Produção com Margot Robbie consegue refletir o nosso tempo, mas explora estereótipos assim como a Mattel, a fabricante da boneca, sempre fez

A despeito do interesse que despertou na estreia, o filme “Barbie” é totalmente dispensável para quem gosta de cinema. Se algo me chamou a atenção, foram as intenções sobre as quais o roteiro é construído. “Barbie” é um filme leve e divertido sobre uma boneca e, ainda assim, é repleto de mensagens que refletem o nosso tempo. É um filme-mensagem que se salva do tédio total por algumas boas piadas.

O roteiro pretende falar de Barbie para meninas nascidas a partir do início do século 21 e para isso utiliza todo o debate feminista que caracteriza essa geração. É o olhar dessas meninas que guia o roteiro do filme. A Barbilândia é apresentada como o mundo de garotas empoderadas em que toda noite é girl’s night – Ken é tão secundário que Barbie admite não saber se ele tem uma casa.

Barbie

Mas como a unanimidade não gera conflito e sem conflito não há roteiro, o que faz a história acontecer é a experiência das mães dessas meninas, representada no filme por Gloria (America Ferrera), uma mulher latina beirando os 40 que brincou com Barbies quando menina e que, no presente, enfrenta a vida dura de uma adulta espremida entre a sobrevivência e o colapso de seus sonhos.

Essa mãe não se conectou com a Barbie “estereotípica”, a boneca loira criada em 1959 pela Mattel e vivida na tela por Margot Robbie. Nos anos 80, quando Gloria brincava com bonecas, os executivos da Mattel (representados no filme de forma debochada) já criavam bonecas profissionais para atender as meninas daqueles tempos. Esse novo papel que as Barbies ganharam ecoa o mundo em que cresceu Gloria, com suas vantagens e sobrecargas.

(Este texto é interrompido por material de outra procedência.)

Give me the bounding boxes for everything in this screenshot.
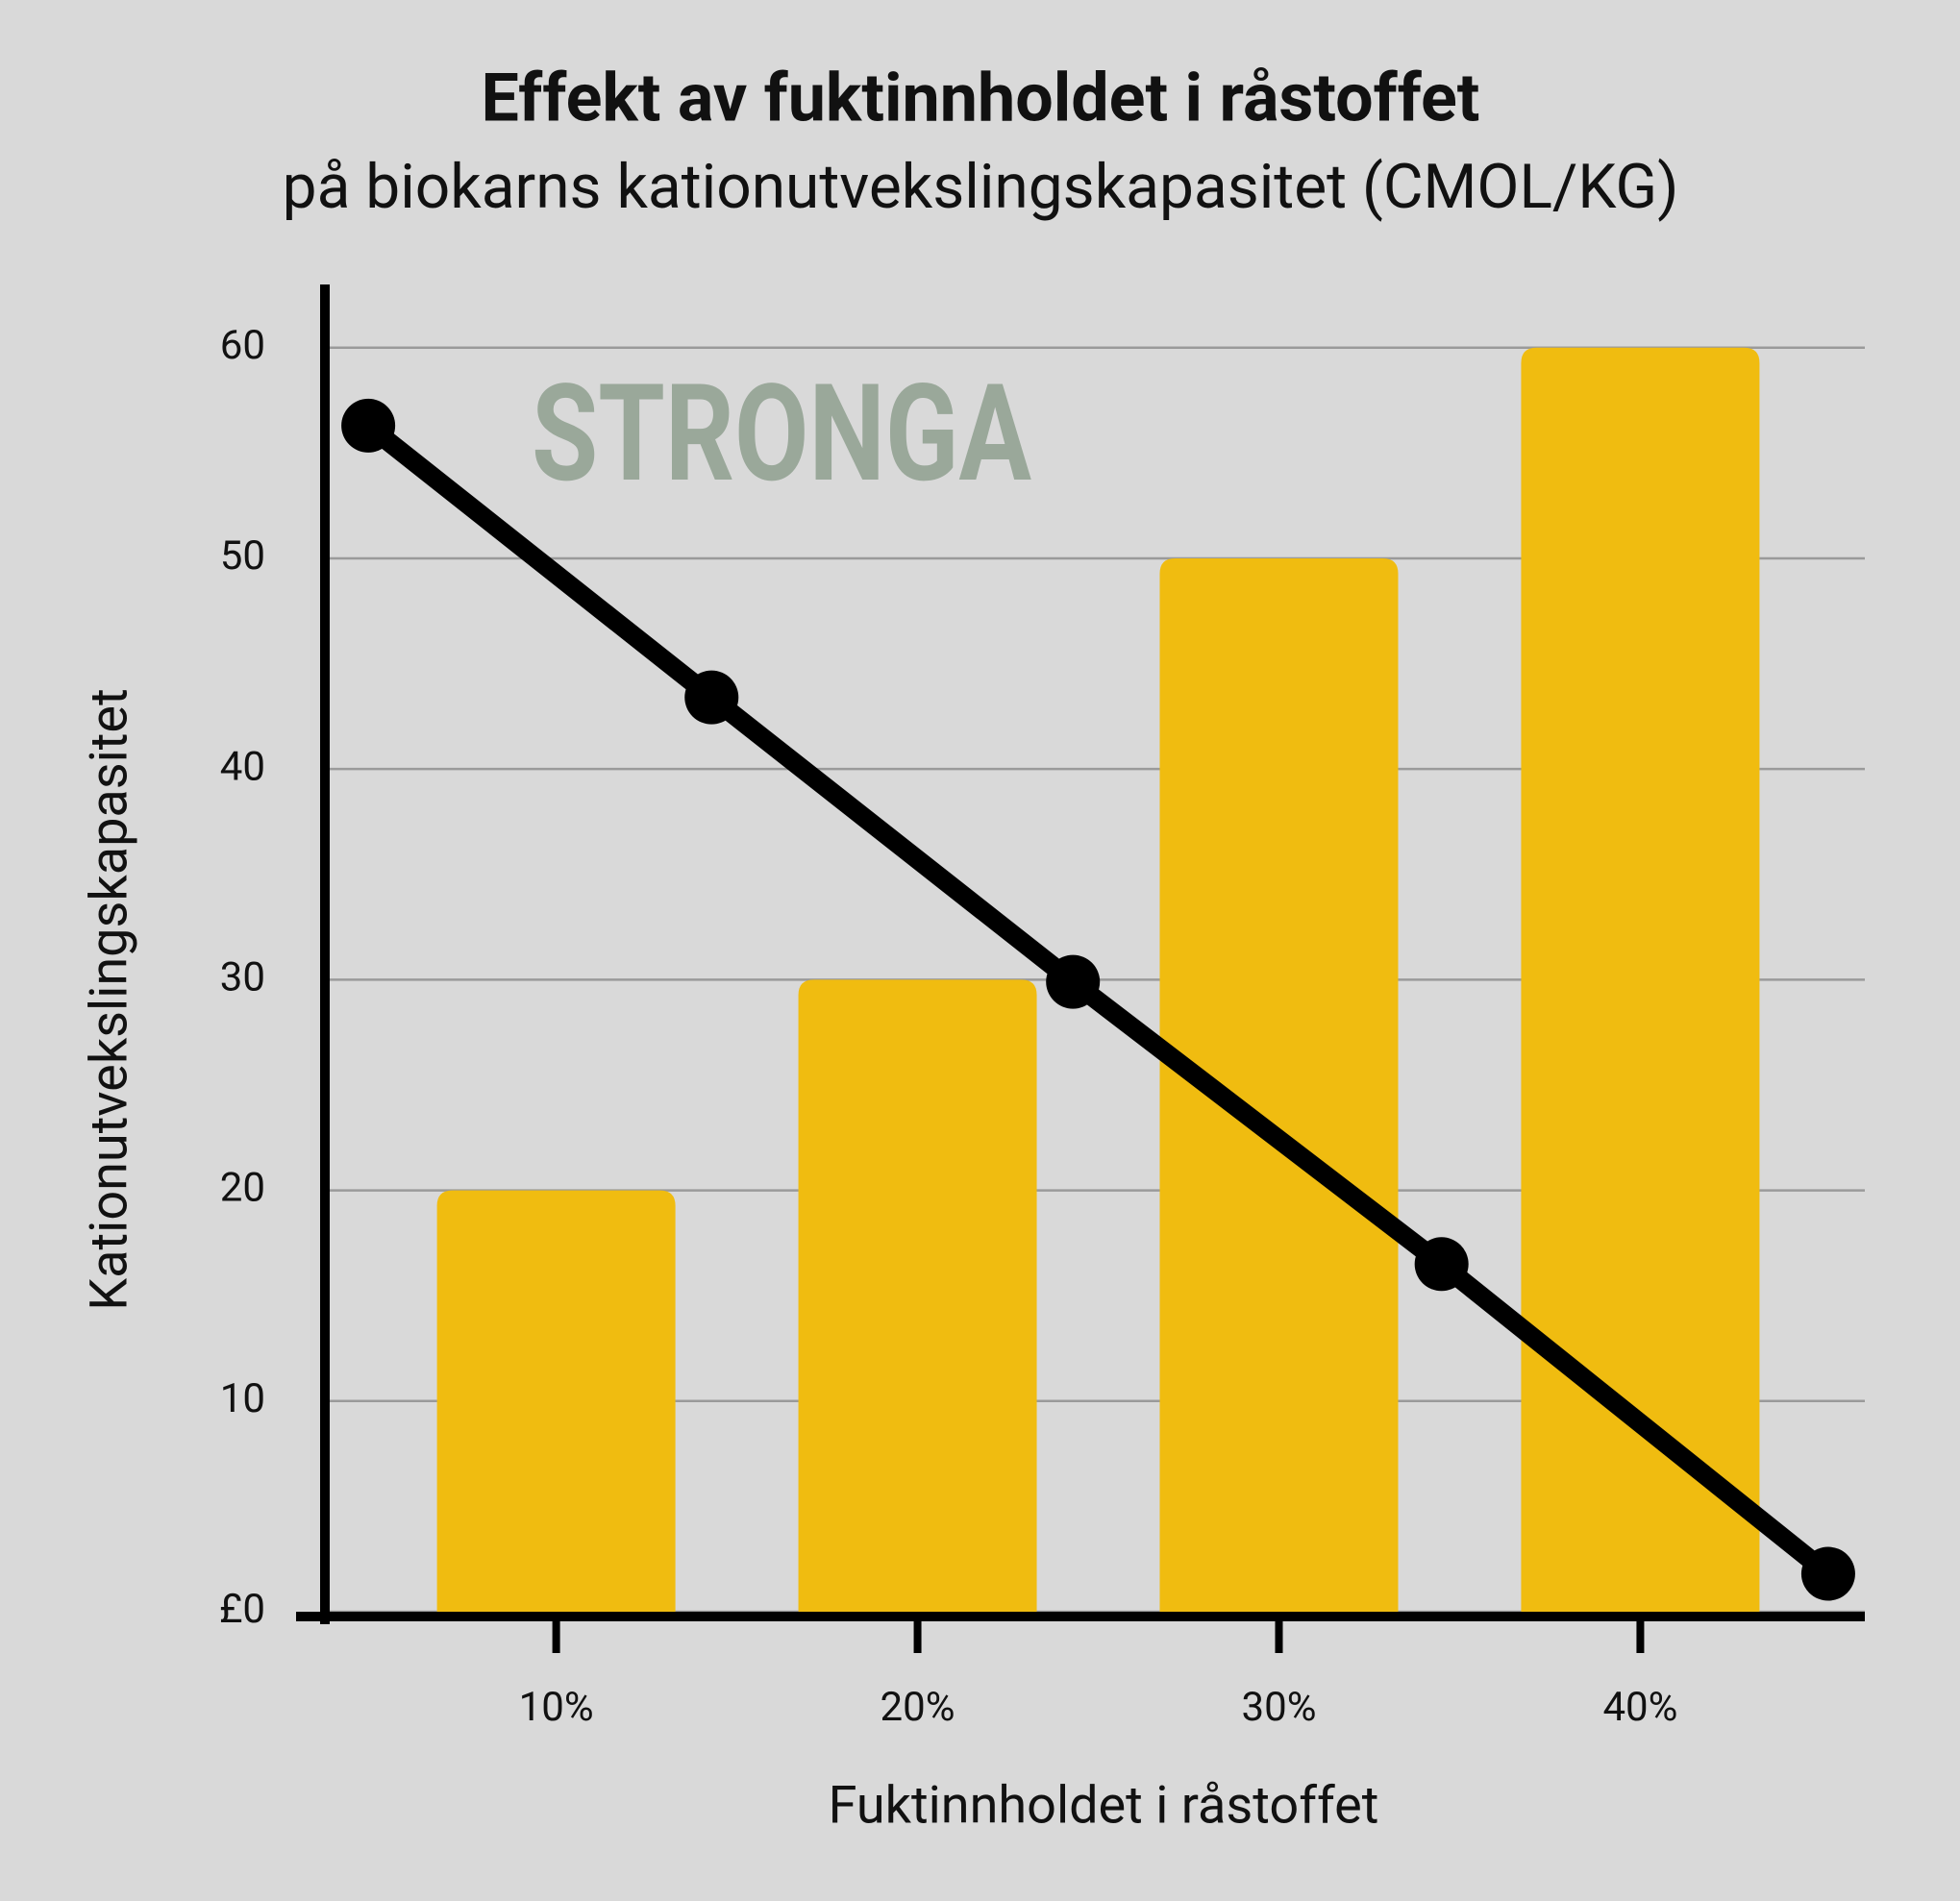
line-point bbox=[341, 398, 396, 453]
y-tick-label: 40 bbox=[220, 743, 265, 790]
bar bbox=[1159, 557, 1399, 1612]
y-axis-label: Kationutvekslingskapasitet bbox=[79, 688, 139, 1310]
x-tick-label: 10% bbox=[519, 1684, 594, 1731]
y-tick-label: 20 bbox=[220, 1165, 265, 1212]
y-tick-label: 50 bbox=[220, 532, 265, 580]
chart-title: Effekt av fuktinnholdet i råstoffet bbox=[482, 59, 1480, 137]
plot-area: £0 10 20 30 40 50 60 10% 20% 30% 40% bbox=[219, 284, 1865, 1731]
chart-subtitle: på biokarns kationutvekslingskapasitet (… bbox=[283, 151, 1679, 223]
bar bbox=[798, 979, 1037, 1612]
x-tick-label: 30% bbox=[1241, 1684, 1316, 1731]
bar bbox=[436, 1190, 676, 1612]
line-point bbox=[684, 670, 739, 725]
line-point bbox=[1414, 1237, 1469, 1292]
y-tick-label: £0 bbox=[219, 1586, 265, 1633]
y-tick-label: 10 bbox=[220, 1375, 265, 1422]
bar bbox=[1521, 347, 1760, 1612]
x-axis-label: Fuktinnholdet i råstoffet bbox=[829, 1775, 1379, 1836]
x-tick-label: 40% bbox=[1602, 1684, 1677, 1731]
watermark: STRONGA bbox=[532, 356, 1031, 513]
x-tick-label: 20% bbox=[881, 1684, 955, 1731]
y-tick-label: 30 bbox=[220, 953, 265, 1000]
line-point bbox=[1800, 1546, 1855, 1601]
y-tick-label: 60 bbox=[220, 322, 265, 369]
line-point bbox=[1046, 954, 1101, 1009]
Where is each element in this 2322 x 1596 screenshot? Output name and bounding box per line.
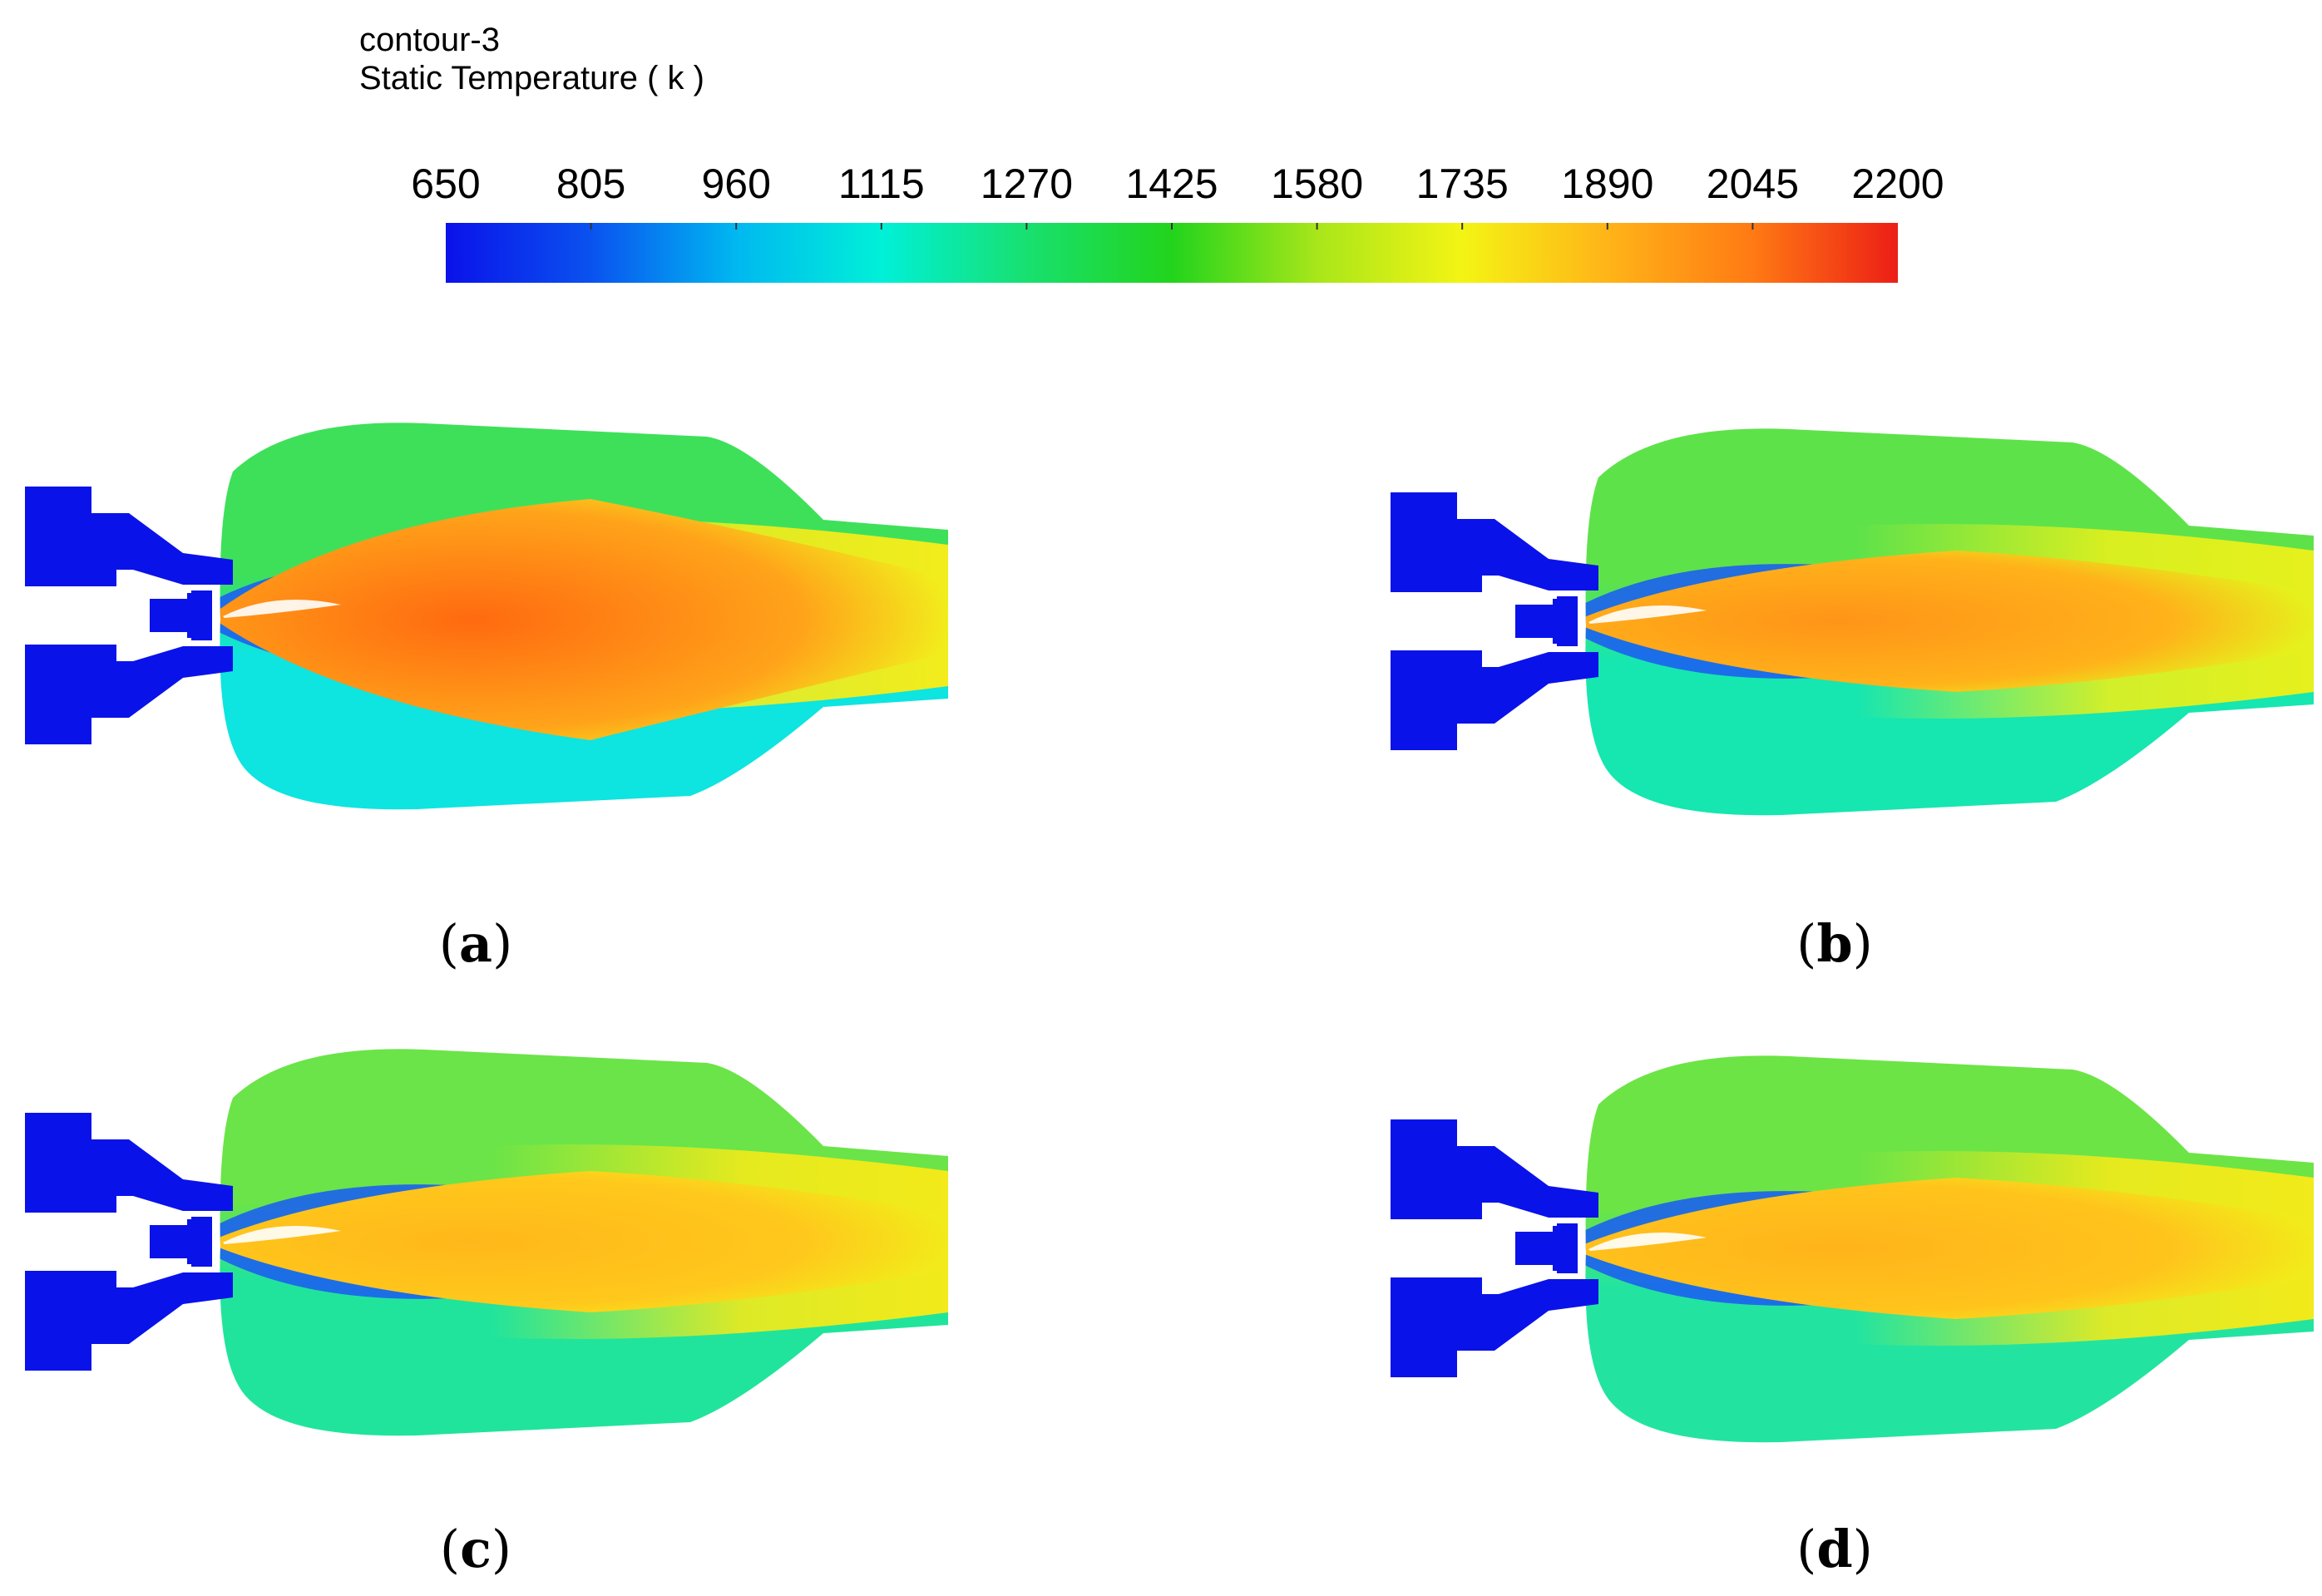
- caption-d-letter: d: [1816, 1519, 1853, 1579]
- injector-hardware: [25, 487, 233, 744]
- colorbar-tick-label: 1270: [980, 161, 1074, 207]
- caption-b: (b): [1796, 913, 1873, 974]
- caption-a: (a): [438, 913, 513, 974]
- colorbar-tick-label: 1425: [1125, 161, 1218, 207]
- contour-panel-d: [1391, 1055, 2314, 1443]
- caption-c: (c): [439, 1519, 512, 1579]
- colorbar-tick-label: 1890: [1561, 161, 1654, 207]
- colorbar-tick-marks: [590, 223, 1754, 230]
- contour-panel-a: [25, 422, 948, 810]
- colorbar-tick-labels: 650 805 960 1115 1270 1425 1580 1735 1890 2045 220…: [411, 160, 1944, 207]
- legend-contour-name: contour-3: [359, 22, 500, 58]
- contour-panel-b: [1391, 428, 2314, 816]
- colorbar-tick-label: 1580: [1270, 161, 1364, 207]
- colorbar-tick-label: 960: [701, 161, 771, 207]
- colorbar-tick-label: 2045: [1706, 161, 1800, 207]
- caption-b-letter: b: [1816, 913, 1853, 974]
- colorbar-gradient: [446, 223, 1898, 283]
- colorbar-tick-label: 1735: [1415, 161, 1509, 207]
- colorbar-tick-label: 650: [411, 161, 481, 207]
- caption-c-letter: c: [460, 1519, 492, 1579]
- injector-hardware: [1391, 492, 1598, 750]
- temperature-colorbar: [446, 223, 1898, 283]
- legend-variable-label: Static Temperature ( k ): [359, 60, 704, 96]
- caption-a-letter: a: [458, 913, 493, 974]
- colorbar-tick-label: 2200: [1851, 161, 1944, 207]
- colorbar-tick-label: 805: [556, 161, 626, 207]
- caption-d: (d): [1796, 1519, 1873, 1579]
- injector-hardware: [25, 1113, 233, 1371]
- colorbar-tick-label: 1115: [837, 161, 925, 207]
- injector-hardware: [1391, 1119, 1598, 1377]
- contour-panel-c: [25, 1049, 948, 1436]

Em um discurso perto do final do filme, ela fala sobre o peso de ser mulher em um contexto em que continuamos sendo valorizadas pela aparência e doçura, mas também cobradas para sermos profissionais e bem-sucedidas. Gloria tem carinho pelas Barbies por representarem seus sonhos de fazer algo importante da vida e, diante da frustração com o que obteve, passa a projetar na boneca pensamentos sombrios.

Meninas

A filha de Gloria, Sacha (Ariana Greenblat), é ela também um estereótipo. É uma menina bem-intencionada e chatinha, que vê na mãe uma pessoa submissa ao patriarcado. A menina não sabe da missa a metade e julga a mãe com a dureza que só os menores de 21 anos podem ter. Também é Sacha que ataca a Barbie loura de Margot Robbie, fazendo-a chorar lágrimas de verdade.

Ainda que Gloria tenha um papel importante no enredo, o filme não é feito para mulheres adultas e sim para a turma de Sacha. Sacha e as meninas de sua idade serão as mães dos próximos anos e poderão comprar, ou não, Barbies para suas filhas e filhos. A Mattel produz um filme para falar com elas e evitar que haja uma fenda separando seus produtos das futuras mamães. O discurso feminista do filme é a ponte sobre a fenda.

Crítica

No filme, Sacha tem um pensamento muito mais crítico que sua mãe em relação à boneca, o que reflete a diferença de visões das gerações quanto à posição da mulher na sociedade. Enquanto para as gerações pós-feminismo dos anos 60, as conquistas já obtidas pareciam grandes e o mercado de trabalho era a frente de avanço, para as meninas do século 21 o conceito de igualdade é muito mais amplo. Enquanto existir resquício do patriarcado, não haverá descanso, como mostra a batalha entre Barbies e Kens.  O roteiro de Greta Gerwig e Noah Baumbach explora essas diferenças, o que é natural. Não há mais como falar sobre a convivência entre diferentes gerações de mulheres sem passar por isso.

Onde assistir

“Barbie” está em cartaz nos cinemas.